The terminal half-life predicted by the typical-value mPBPK fit corresponds to tefibazumab’s reported half-life of approximately 2-3 weeks in the underlying Hetherington 2006 study; Cmax and AUC scale linearly with dose because the model is purely linear (no TMDD, no concentration-dependent clearance).

Assumptions and deviations

  • No IIV, no residual error. Cao 2013 fit the mPBPK model in ADAPT 5 to digitised mean profiles using a typical-value variance model V_i = (intercept + slope * Y_hat)^2 (Eq 9). Cao 2013 does not report the values of intercept and slope. The packaged model is a structural typical-value fit; downstream users wanting between-subject variability must add their own IIV.
  • Compartment names deviate from the nlmixr2lib canonical set (plasma, tight, leaky, lymph instead of central, peripheral1, peripheral2, effect). The deviation is necessary because the four mPBPK compartments are mechanistically distinct (plasma vs. tight-tissue ISF vs. leaky-tissue ISF vs. lymph) and forcing them into the canonical PK-style names would obscure the physiology. checkModelConventions() raises this as four warnings (one per compartment) and no errors.

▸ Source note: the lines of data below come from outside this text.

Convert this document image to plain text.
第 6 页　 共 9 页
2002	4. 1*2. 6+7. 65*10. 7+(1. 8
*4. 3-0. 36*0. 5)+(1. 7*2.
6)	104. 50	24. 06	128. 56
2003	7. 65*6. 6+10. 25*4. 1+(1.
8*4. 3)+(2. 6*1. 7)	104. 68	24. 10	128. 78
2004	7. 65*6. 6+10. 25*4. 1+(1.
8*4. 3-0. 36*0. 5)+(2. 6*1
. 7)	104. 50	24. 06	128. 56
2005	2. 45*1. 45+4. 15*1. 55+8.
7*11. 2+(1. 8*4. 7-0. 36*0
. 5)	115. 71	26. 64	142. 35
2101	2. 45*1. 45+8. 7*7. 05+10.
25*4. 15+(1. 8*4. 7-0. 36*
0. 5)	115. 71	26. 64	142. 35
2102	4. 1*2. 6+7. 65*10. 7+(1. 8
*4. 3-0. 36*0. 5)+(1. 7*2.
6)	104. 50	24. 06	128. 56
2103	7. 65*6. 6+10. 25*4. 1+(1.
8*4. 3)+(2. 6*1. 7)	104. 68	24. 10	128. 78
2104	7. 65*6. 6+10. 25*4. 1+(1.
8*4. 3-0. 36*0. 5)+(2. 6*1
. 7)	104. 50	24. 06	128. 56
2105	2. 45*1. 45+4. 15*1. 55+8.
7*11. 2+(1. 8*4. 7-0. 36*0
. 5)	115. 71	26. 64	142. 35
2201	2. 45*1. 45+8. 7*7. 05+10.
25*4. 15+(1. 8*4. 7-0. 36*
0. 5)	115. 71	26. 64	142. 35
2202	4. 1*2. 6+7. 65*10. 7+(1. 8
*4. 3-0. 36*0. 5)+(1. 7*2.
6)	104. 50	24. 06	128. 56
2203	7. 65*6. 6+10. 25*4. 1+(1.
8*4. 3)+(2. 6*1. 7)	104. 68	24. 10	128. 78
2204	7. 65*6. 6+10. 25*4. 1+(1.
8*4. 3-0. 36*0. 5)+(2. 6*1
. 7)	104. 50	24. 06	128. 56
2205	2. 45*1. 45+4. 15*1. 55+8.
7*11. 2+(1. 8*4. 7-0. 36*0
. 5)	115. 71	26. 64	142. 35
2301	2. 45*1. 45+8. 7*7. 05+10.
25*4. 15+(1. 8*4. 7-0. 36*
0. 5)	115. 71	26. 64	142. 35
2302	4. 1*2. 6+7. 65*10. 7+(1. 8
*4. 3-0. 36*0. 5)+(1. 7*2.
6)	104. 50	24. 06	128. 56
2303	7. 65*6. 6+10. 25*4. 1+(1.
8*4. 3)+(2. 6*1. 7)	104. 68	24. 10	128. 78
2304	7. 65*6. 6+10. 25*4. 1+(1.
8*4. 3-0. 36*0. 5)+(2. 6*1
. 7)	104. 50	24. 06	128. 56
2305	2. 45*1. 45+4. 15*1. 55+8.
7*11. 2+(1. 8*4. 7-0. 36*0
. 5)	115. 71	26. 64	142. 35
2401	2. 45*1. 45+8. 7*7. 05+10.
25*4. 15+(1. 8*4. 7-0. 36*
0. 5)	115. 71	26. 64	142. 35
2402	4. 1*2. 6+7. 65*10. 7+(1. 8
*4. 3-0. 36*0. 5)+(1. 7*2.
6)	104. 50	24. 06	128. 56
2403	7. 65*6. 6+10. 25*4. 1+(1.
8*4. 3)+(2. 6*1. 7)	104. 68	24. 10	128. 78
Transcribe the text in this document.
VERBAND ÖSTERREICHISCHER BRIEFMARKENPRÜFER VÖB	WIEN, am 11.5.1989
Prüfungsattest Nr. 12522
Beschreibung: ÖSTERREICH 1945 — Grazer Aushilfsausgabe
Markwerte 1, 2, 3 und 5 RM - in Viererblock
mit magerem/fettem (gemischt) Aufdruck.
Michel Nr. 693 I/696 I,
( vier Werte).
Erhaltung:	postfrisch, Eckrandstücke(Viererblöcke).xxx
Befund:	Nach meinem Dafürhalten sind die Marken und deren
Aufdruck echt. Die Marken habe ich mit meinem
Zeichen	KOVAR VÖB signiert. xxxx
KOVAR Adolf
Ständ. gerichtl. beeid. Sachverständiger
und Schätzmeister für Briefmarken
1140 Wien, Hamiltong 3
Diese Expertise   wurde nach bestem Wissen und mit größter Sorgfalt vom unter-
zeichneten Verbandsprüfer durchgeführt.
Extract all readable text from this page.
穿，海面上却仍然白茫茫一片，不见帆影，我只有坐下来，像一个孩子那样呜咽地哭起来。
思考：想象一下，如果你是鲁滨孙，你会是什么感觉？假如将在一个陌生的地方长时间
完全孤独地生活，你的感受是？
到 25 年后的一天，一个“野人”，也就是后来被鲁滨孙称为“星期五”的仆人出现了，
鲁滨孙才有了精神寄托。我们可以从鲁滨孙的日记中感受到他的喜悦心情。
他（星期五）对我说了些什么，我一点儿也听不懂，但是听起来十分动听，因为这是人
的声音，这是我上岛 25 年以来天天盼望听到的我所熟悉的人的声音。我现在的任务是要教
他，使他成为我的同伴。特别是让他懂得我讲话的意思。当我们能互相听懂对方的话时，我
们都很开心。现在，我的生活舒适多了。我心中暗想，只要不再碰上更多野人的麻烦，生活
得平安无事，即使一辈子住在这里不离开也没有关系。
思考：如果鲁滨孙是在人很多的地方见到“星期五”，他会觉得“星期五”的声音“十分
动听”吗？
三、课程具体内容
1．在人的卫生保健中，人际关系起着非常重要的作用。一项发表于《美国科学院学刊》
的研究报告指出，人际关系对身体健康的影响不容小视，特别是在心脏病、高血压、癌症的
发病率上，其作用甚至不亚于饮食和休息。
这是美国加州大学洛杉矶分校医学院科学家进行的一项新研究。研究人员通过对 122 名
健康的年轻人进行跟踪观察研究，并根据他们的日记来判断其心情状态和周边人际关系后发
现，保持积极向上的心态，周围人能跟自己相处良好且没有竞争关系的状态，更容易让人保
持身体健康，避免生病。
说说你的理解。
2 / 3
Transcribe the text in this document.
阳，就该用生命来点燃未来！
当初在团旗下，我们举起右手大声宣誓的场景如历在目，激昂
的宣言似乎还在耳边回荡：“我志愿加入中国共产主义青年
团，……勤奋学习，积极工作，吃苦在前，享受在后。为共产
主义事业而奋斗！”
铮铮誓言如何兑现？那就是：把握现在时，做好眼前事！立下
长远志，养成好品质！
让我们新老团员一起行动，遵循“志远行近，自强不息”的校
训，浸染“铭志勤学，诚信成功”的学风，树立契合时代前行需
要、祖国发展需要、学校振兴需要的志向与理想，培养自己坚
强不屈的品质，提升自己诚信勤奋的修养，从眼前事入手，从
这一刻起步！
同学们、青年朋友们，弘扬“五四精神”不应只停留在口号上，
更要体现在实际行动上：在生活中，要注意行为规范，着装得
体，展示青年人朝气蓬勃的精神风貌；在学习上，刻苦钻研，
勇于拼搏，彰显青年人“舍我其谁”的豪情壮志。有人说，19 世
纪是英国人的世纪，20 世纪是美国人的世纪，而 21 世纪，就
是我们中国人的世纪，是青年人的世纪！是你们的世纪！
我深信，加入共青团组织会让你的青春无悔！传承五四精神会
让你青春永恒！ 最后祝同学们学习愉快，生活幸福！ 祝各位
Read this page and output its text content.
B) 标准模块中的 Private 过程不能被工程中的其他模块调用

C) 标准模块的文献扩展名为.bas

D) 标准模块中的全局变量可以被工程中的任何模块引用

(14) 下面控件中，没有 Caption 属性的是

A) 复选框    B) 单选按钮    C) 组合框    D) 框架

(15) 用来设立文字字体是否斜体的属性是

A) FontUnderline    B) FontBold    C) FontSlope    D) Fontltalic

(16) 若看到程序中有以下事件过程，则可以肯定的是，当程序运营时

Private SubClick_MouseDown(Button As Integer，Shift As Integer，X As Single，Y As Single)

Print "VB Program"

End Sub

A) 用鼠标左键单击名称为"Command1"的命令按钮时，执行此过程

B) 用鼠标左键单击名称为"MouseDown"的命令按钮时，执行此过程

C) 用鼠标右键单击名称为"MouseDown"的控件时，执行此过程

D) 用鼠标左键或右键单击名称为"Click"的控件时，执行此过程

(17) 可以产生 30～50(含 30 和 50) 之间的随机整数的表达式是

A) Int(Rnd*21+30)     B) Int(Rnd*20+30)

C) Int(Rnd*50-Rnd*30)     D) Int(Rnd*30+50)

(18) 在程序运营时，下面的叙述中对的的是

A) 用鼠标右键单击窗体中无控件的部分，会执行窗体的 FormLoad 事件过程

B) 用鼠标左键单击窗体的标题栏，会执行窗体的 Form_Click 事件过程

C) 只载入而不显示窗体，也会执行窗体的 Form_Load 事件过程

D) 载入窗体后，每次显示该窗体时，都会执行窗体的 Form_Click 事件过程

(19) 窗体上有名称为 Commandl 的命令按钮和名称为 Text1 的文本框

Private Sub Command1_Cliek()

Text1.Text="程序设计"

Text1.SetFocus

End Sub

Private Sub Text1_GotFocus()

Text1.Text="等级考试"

  • Kp = 0.8 is hard-coded for native IgG1. Siltuximab is a chimeric IgG1; native-IgG1 Kp is appropriate. Cao 2013 also uses Kp = 0.4 for native IgG4 elsewhere in the cohort, but the value is not estimated and is not modified subject-to-subject.
  • 70 kg reference body weight. Cao 2013 used a fixed 70 kg adult plasma volume, ISF volume, and lymph flow (Vplasma = 2.6 L, ISF = 15.6 L, L = 2.9 L/day). For paediatric or markedly under- or over-weight subjects, the user must rescale these constants.
  • Model A (clearance from plasma) used by default. Cao 2013 also reports Model B (clearance from interstitial fluid; CLi = 0.0215 L/hr for tefibazumab); Model A is used here for consistency across the 12 nlmixr2lib entries from this paper. Cao 2013 reports a slightly lower objective-function value for Model B in 7 of 10 human mAbs but notes that Model A is more reasonable on the latent constraint sigma1 > sigma2.- Drug-specific note. Cao 2013 explicitly recommends Model A for tefibazumab on the basis of the latent constraint sigma1 > sigma2, even though Model B has a slightly lower objective function value.